Магазины, реклама, афиши…
Все как всегда – обычная, будничная жизнь большого города. «Отряд не заметил потери бойца». И даже если найти сейчас в этой толпе мужчину или женщину с самым добрым во всем городе лицом, схватить за рукав, остановить и сказать: «Послушайте, у меня несчастье, у меня – рак, я умру через полгода!» – в лучшем случае скажут что-нибудь стандартно-сочувственное, что может, все ещё обойдется, освободят руку с извиняющейся улыбкой – и убегут лепить своего маленького снеговика. А вечером будут говорить – кто-то по телевизору, а кто-то друг с другом на кухне – о непреходящей ценности каждой человеческой жизни.
Вот он, я! Я умираю, моя жизнь заканчивается – и какова, по-вашему, ее ценность? Во сколько вы оцениваете не абстрактную «каждую», а конкретную, мою жизнь? Где колокольный набат, сбор пожертвований, приглашения от мировых медицинских светил, кампании в СМИ?..

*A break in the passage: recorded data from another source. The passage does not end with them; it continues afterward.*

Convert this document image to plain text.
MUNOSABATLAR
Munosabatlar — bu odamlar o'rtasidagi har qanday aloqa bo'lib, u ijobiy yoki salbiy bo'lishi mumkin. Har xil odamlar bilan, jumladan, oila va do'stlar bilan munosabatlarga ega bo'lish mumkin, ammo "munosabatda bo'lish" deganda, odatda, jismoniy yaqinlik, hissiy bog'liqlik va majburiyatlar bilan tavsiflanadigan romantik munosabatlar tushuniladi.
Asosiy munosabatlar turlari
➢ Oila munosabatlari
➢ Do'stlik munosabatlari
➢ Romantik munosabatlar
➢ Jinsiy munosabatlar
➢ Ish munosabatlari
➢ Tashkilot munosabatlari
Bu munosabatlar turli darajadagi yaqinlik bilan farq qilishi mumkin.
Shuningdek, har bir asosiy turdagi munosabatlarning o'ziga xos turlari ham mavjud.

Да хотя бы, вместо вежливого освобождения руки и извиняющейся улыбки того, с самым добрым во всем городе лицом, его же, сочувственное: «Давай зайдем куда-нибудь, выпьем!»
Не-ет, не дождешься!
Впрочем, люди как люди. Он ведь и сам такой же.
Гоша вспомнил, как однажды зашел к Вощинскому в клинику – просто так, как забегают на работу к другу.

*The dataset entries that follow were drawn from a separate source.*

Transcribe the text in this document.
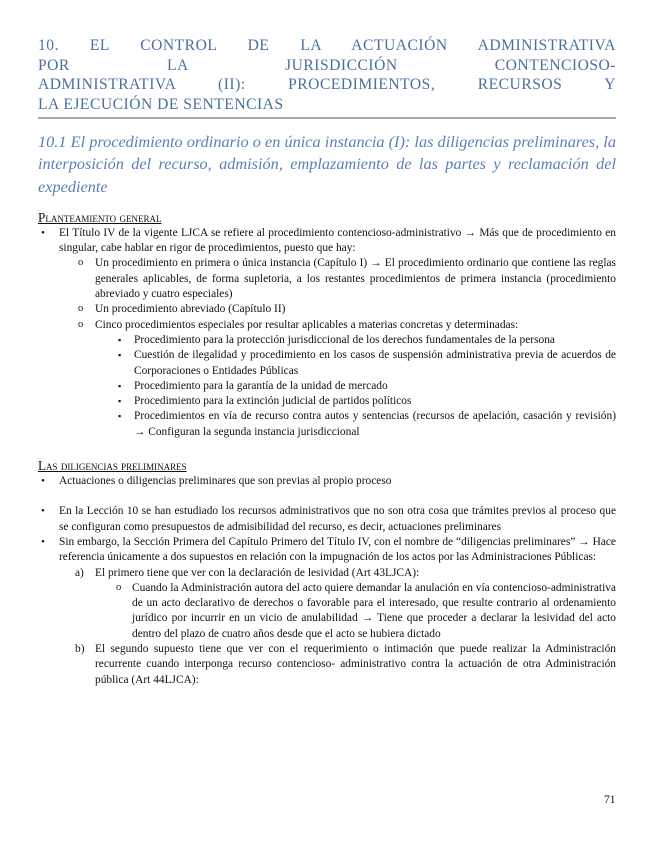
10. EL CONTROL DE LA ACTUACIÓN ADMINISTRATIVA
POR LA JURISDICCIÓN CONTENCIOSO-
ADMINISTRATIVA (II): PROCEDIMIENTOS, RECURSOS Y
LA EJECUCIÓN DE SENTENCIAS
10.1 El procedimiento ordinario o en única instancia (I): las diligencias preliminares, la interposición del recurso, admisión, emplazamiento de las partes y reclamación del expediente
Planteamiento general
• El Título IV de la vigente LJCA se refiere al procedimiento contencioso-administrativo → Más que de procedimiento en singular, cabe hablar en rigor de procedimientos, puesto que hay:
o Un procedimiento en primera o única instancia (Capítulo I) → El procedimiento ordinario que contiene las reglas generales aplicables, de forma supletoria, a los restantes procedimientos de primera instancia (procedimiento abreviado y cuatro especiales)
o Un procedimiento abreviado (Capítulo II)
o Cinco procedimientos especiales por resultar aplicables a materias concretas y determinadas:
▪ Procedimiento para la protección jurisdiccional de los derechos fundamentales de la persona
▪ Cuestión de ilegalidad y procedimiento en los casos de suspensión administrativa previa de acuerdos de Corporaciones o Entidades Públicas
▪ Procedimiento para la garantía de la unidad de mercado
▪ Procedimiento para la extinción judicial de partidos políticos
▪ Procedimientos en vía de recurso contra autos y sentencias (recursos de apelación, casación y revisión) → Configuran la segunda instancia jurisdiccional
Las diligencias preliminares
• Actuaciones o diligencias preliminares que son previas al propio proceso
• En la Lección 10 se han estudiado los recursos administrativos que no son otra cosa que trámites previos al proceso que se configuran como presupuestos de admisibilidad del recurso, es decir, actuaciones preliminares
• Sin embargo, la Sección Primera del Capítulo Primero del Título IV, con el nombre de “diligencias preliminares” → Hace referencia únicamente a dos supuestos en relación con la impugnación de los actos por las Administraciones Públicas:
a) El primero tiene que ver con la declaración de lesividad (Art 43LJCA):
o Cuando la Administración autora del acto quiere demandar la anulación en vía contencioso-administrativa de un acto declarativo de derechos o favorable para el interesado, que resulte contrario al ordenamiento jurídico por incurrir en un vicio de anulabilidad → Tiene que proceder a declarar la lesividad del acto dentro del plazo de cuatro años desde que el acto se hubiera dictado
b) El segundo supuesto tiene que ver con el requerimiento o intimación que puede realizar la Administración recurrente cuando interponga recurso contencioso- administrativo contra la actuación de otra Administración pública (Art 44LJCA):
71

Когда попадаешь в онкологическую клинику, начинаешь любить человечество.
Чувствуешь себя виноватым перед бредущими по коридорам людьми – за свое здоровье, за свою непричастность к их беде. И в то же время – что-то вроде классового превосходства: слава богу, меня-то это всё не касается, у меня-то всё хорошо. Так подают милостыню нищему на улице – платят «отступные» за свое благополучие. За благосклонность судьбы…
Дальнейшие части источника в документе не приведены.